All marriage experts will tell you of the importance of keeping your relationship ‘alive’ particularly during the child-rearing years. They will tell you that it’s all too easy to spend every second of your time meeting the demands of your children, and not the needs of each other. They will warn that you’ll drift apart if you don’t make a concerted effort to invest in your marriage regularly. With hushed tones, they’ll recount the story of a couple who, when their children had grown up and flown the nest, realised they had nothing in common anymore.
So, here’s an idea for keeping marriages fun and exciting, even in the child-rearing years! I can’t take any credit for the concept – it was something I saw on the internet before Christmas, and thought would be great to reproduce for Desert Dad’s Christmas present.

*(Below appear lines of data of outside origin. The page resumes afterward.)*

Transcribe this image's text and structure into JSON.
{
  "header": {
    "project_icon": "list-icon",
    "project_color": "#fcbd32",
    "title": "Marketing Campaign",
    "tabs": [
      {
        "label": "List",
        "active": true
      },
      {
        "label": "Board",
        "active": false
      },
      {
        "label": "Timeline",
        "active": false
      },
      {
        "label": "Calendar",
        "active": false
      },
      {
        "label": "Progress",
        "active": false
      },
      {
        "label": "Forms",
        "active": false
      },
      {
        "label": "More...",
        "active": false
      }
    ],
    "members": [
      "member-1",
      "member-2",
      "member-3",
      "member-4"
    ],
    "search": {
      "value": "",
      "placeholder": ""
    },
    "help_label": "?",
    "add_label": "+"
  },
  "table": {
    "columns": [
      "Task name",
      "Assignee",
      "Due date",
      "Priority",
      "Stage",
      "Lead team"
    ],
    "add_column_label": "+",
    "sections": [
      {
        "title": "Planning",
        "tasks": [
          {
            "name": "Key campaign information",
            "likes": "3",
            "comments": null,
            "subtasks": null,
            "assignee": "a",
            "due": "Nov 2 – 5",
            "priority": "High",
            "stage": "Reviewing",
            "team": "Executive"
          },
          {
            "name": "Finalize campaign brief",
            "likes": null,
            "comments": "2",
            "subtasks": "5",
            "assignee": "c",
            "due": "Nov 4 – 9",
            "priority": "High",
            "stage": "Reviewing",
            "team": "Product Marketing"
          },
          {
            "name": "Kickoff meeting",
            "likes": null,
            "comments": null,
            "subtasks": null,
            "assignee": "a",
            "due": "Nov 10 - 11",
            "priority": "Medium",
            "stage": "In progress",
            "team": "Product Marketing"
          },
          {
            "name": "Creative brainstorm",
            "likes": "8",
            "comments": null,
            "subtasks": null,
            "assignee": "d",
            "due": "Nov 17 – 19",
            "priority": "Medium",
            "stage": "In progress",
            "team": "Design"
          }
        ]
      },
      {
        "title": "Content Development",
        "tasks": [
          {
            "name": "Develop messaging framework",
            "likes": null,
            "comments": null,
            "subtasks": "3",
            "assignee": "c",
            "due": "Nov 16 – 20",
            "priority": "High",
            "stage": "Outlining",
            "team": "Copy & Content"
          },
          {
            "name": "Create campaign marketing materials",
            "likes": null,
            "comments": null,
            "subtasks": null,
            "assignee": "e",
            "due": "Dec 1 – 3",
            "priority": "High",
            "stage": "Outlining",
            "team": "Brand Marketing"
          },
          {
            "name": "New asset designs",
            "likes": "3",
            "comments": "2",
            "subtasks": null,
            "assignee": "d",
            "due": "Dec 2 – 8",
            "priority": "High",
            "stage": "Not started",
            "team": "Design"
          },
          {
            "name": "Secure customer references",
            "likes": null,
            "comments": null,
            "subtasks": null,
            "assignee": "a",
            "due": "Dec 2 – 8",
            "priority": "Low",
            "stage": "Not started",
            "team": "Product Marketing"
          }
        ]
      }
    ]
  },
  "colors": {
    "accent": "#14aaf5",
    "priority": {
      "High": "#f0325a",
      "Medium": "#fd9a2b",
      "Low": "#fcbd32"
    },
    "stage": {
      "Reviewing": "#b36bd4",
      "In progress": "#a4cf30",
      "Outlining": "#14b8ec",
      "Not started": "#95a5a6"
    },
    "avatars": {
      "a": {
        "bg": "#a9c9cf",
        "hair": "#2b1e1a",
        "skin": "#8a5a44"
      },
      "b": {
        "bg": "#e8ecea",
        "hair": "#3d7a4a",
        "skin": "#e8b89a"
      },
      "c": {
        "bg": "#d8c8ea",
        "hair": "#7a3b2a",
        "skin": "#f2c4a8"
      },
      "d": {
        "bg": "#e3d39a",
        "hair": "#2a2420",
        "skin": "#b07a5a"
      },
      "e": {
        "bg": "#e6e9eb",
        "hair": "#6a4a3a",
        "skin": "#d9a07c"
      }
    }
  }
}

I took 50 coloured lollipop sticks, and wrote a different date idea on each one. It was challenging finding 50 different activities, but the Internet helped, and I did it over a few weeks. All the sticks went in a jar, and – voila! A gift to last the entire year, give or take a few weeks for holidays and dates that Desert Dad might want to plan himself, shock horror.
So what’s in the jar? The ‘predictable’ dates are in there – cinema, theatre, a live music event. But although they’re obvious, we rarely make time to actually do them. To be told by a lollipop stick that this week we need to go to the theatre – because you can’t say ‘no’ to a lollipop stick – will help get us out of the rut of staying in just because it’s been a long day and we can’t be bothered. There are a couple of twists in there too – like ‘Go to the restaurant which is top on TripAdvisor this week’.

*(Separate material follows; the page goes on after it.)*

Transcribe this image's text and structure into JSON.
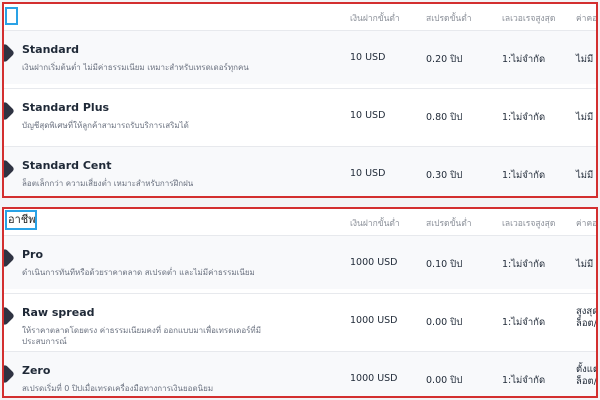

Some of the dates are more like activities which we can enjoy doing together. More often than not, they’re things which one of us would usually do without the other – ‘make something together that the kids will enjoy’ was the first date which Desert Dad picked out. Usually I’m the crafty one, but being able to plan together a puppet theatre for the kids, and make a start on its creation, was a bonding experience. It reminded me that my husband can be creative, that he’s good to bounce ideas off, that he is interested in what our kids play with. We didn’t get very far with the project, but maybe it’ll be something we pick up on other nights, doing little bits gradually through the next couple of months. Other activities in this category are things like ‘Watch some live Blues’ and ‘Play an online pub quiz’ – my attempts to get involved in hubby’s passions.
Some of the date activities are more reflective: ‘plan a child-free weekend away’ will help us to work out what we most need to invest into our marriage, and ‘write a card/letter to someone who has blessed us recently’ will unite us in recognising a friend who has had an impact on our marriage. These things won’t necessarily last a whole evening, but are activities which will draw our often-independent lives together.
I’m struck by the amount of entertainment represented by the contents of our home – most of which we never touch. So some of the dates are about utilizing what we already have: ‘Watch a film we own but have never seen’, ‘Try a magazine cut-out recipe which we haven’t yet cooked’ and ‘Play a game we own but haven’t played for ages’.
We both enjoy cooking and baking, but usually do it on our own. ‘Bake something impressive’ or ‘Cook and eat an Indian feast’ will encourage us to plan, shop and be creative together!
Some of the dates are strokes of genius – if I do say so myself. Others, let’s be honest, are a bit of a barrel-scrape. But, despite this, here is a present which says “I love you and want to spend time with you”. It could be adapted for any special person in your life. Imagine the delight of a friend, receiving a booklet of treats you’d like to enjoy with her over the next few months? Or how excited your child would be, if you gave him a lucky dip bucket with a range of fun day trips and holiday activities?